Dennis, just a couple of clarification points. The jewelry impact in the fourth quarter and for the year?
For the fourth quarter, it was fairly modest. I don't actually have that to hand. I think the first quarter, I said was 6, and the third quarter of last year, I believe was 8.
First quarter of 2012 is going to be 6? J. Prince: Yes.
Yes, but [indiscernible].
Okay. So you don't have it -- just offhand, you don't have a total -- an impact for the total year?
I don't have. But the third quarter was the biggest quarter. It's much less impactful than the fourth.
Your next question comes from the line of John Kernan with Cowen.
I wanted to ask you about how you feel your inventory level or inventory levels are in the wholesale channel within Europe. And are you worried a similar issue similar to what happened with jewelry could happen in another category with your wholesale partners? And then I have a couple of follow-ups. J. Prince: Yes, this is Michael Prince. Yes, we're watching, as I mentioned earlier, the inventory levels very closely. And as I mentioned, cancellations were up a little bit. The reorders were down a little bit. But we feel like the inventory levels are in check. And as we said, we -- if you think about our ability to manage inventory in Europe, we do have the outlet channel, which liquidates to the product and it's only at about 50% consumption right now. So we have the ability to even taken out more inventory if we needed to. But right now, when you look at the accounts we're working with all over Europe, we feel like the inventory levels are reasonable considering where the accounts are.
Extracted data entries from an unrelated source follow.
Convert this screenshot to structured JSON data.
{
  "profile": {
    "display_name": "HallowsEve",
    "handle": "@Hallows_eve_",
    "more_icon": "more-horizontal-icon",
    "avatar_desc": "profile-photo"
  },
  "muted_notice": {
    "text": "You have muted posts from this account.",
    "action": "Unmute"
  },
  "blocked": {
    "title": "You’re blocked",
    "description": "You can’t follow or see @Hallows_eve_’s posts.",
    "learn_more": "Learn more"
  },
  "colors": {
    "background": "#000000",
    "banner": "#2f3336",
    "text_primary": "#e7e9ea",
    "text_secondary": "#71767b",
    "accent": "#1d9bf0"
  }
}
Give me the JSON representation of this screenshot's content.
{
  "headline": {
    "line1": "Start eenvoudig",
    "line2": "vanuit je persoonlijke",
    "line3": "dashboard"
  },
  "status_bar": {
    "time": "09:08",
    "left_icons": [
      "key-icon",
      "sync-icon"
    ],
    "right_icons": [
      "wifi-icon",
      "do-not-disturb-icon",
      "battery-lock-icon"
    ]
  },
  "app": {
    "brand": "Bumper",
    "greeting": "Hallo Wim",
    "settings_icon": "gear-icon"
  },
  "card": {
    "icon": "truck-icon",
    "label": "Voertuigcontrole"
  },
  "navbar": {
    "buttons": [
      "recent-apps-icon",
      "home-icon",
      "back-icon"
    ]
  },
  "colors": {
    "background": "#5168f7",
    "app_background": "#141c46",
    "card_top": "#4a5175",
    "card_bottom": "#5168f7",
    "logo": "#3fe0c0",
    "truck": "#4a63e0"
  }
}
And if I can add to that, this is Paul. Jewelry, it was a very specific situation where the 2 distributors who basically have 72% of business or jewelry between 2 countries, Italy and France. And that is 72% of the world, total business of jewelry. And when this crisis hit in Italy and France. I mean, this planned austerity and all that. These 2 countries were hit the hardest. And of course, one of the first things I think people cut was unnecessary -- it may have been in their mind to say, "The last thing I want" -- "First, I want the bag," "First, I want the shoes and jewelry," "If I can afford," yes or no. And that's the way we looked at it. But that was the only category where you can find any product of any licensee where you see a concentration of 72% of business in 2 countries. Be sure that this will not happen again, but we have much concentration in 2 countries. J. Prince: Yes. And the other thing is if you think about our Wholesale accounts, we've had relationships with these accounts. They've been accounts for many years. For the Licensing business, I think we've taken over roughly 1.5 years ago, so it was a new business that we took over on the Wholesale side. So I agree with Paul, like we've had a good handle with these relationships and don't see this happen again.
At this time, I'll now turn the call back over to Paul Marciano for closing remarks.
Thank you. We feel overall very confident of all the steps and strategy we're executing, and we will continue to push forward with our brand in mind up and foremost. To conclude, this year we're extremely proud of what Guess? has become, that none of this could have been possible without the contribution of our amazing team of creatives, associates, managers and partners around the world. I want to thank them for continued support. We accomplished a lot this year, and we have so much to do yet. I'm confident also that with this great talent, we can continue to be like many global brand that will be here for -- that has been here for the last 30 years and will be here for the next 30 years. For the next earning release, it would be at the same date of our 3 days conference of One World One Brand in Los Angeles with all the partners, licensees, creative team and management with more than 1,000 participants. So I won't be able to be on the conference call, but Michael, Dennis, Russ Bowers and our Retail President, Nancy Shachtman, will join you. And of course, I would be to the next one. Thank you again, and we'll talk to you next conference call. Thank you.
Ladies and gentlemen, that concludes today's presentation. All parties may now disconnect. Enjoy your day.